インタヴューに応じてくれた人の中には、公子を褒め称える、絶賛する人たちがいます。「掃きだめに舞い降りた鶴のように見えた」、「あの人は誰にでも誠実」、「私をよくかばってくれたものでした」、「温和しそうな、もの静かな女だから、それに肌のきれいな色白の女でした」、「義理堅い」、「あの人の性格は、潔癖でした。心の清らかな人だという印象が僕には強く残っています。・・・僕は、女が、しかも彼女のような若さで、人の二倍も働いているのに感動しました」、「金離れのいい、綺麗なお金の使い方をなさる方だったんですのよ。・・・心が美しくて透明な方だった」、「御立派な、心の美しい方」、「いい子だなって思ったよ」、「お肌が白くて、若さが漲っているようでしたもの」、「あんな善良で、優しくて、清く正しいものが好きな女は知らないよ」、「私は大好きだった」、「あの方は本当に人扱いがお上手でいらっしゃいました」、「ママは頭がよかったし、努力家だった」と。
一方、公子を悪く言う人、眉を顰める人もいるのです。

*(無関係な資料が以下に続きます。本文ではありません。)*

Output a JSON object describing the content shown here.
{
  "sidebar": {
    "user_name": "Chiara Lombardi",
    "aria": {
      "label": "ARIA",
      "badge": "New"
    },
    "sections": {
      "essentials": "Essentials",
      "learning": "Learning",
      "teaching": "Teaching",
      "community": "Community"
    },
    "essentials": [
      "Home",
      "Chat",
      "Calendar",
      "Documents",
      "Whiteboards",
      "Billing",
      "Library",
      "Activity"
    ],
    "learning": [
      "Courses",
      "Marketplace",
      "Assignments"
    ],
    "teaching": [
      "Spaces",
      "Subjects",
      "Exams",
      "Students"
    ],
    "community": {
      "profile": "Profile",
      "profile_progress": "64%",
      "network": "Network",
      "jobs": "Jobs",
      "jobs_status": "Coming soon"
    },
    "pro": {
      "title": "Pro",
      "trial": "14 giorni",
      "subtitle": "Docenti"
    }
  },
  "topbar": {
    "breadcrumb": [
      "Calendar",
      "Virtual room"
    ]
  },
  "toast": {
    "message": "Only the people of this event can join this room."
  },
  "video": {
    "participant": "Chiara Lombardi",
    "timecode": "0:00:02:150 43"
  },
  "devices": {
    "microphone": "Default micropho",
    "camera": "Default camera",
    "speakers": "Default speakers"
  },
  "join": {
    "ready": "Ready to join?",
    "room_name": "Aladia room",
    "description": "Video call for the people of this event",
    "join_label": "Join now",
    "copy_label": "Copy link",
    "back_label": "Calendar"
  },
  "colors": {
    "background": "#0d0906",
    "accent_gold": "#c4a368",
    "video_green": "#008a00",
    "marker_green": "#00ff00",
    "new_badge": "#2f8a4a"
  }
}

「お金(手切れ金)を寄越せと言ってきたんですよ」、「それなのに、主人を飛び越えて、いきなり私に、大きなお腹を見せに乗りこんで来たんですから」、「顔色一つ変えないのだからな」、「女としては恥しいほど、あの人は悪徳の持主でした」、「あんな、とんでもない女」、「関わりあいのない人には面白い話かもしれないけど、たまったものじゃないですよ、関係者は」、「とにかく僕には、母が手塩にかけて僕を育ててくれたという記憶は何もないのです」と。

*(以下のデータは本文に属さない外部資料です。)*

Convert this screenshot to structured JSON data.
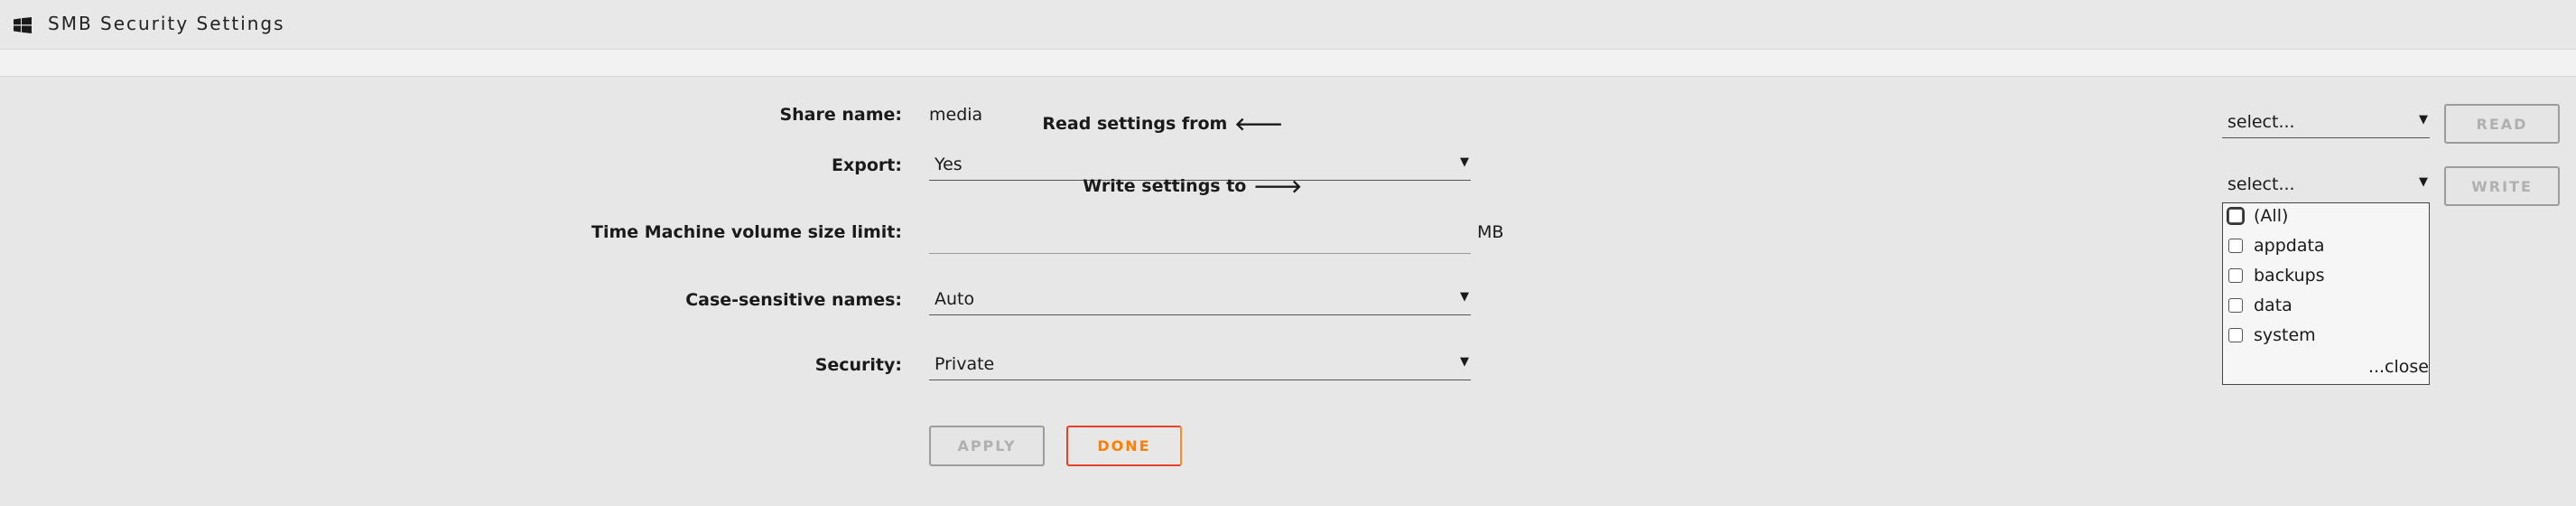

公子と深い関係にあった男たちの言葉は、かなりあけすけです。「驚いたことに、女房のときはそんなこと感じもしませんでしたが、一人子供を産むと女の躰は変りますな。僕は、情痴に溺れるというのは、このことかと思いましたよ。前より、もっといい女になっていたんです。・・・彼女との関係は、彼女が死ぬ四日ばかり前まで続いていました」、「優しくて、涙もろくて、美しいものが好きな、夢みたいな女でした。抱きしめると溶けてしまうような躰を持っていました」、「彼女の躰がマシュマロみたいに柔かかったことと、肌が滑らかで最高だったのは分りました。・・・セックスの方も、まるで処女みたいで、子供二人産んだの信じられないくらいでしたよ。恥しがりでね。女ひとりでバリバリ働いてるときの大胆さとか、社長として威厳に盈ちて僕らに君臨しているときとは、まるで別人のようでした」、「それからずっと二十年間、彼女が死ぬまで、僕たち二人の関係は続きました。彼女は僕の子供を二人も産みましたし」。
また、公子の死は他殺なのか、自殺なのか気を揉ませながら、最終章まで引っ張っていくミステリ的手法はなかなかのもので、十分愉しめます。
第3は、一度しかない人生なのだから、他人の思惑など気にせずに、生きたいように生きるべきだと、著者が言っているように、私には思えたことです。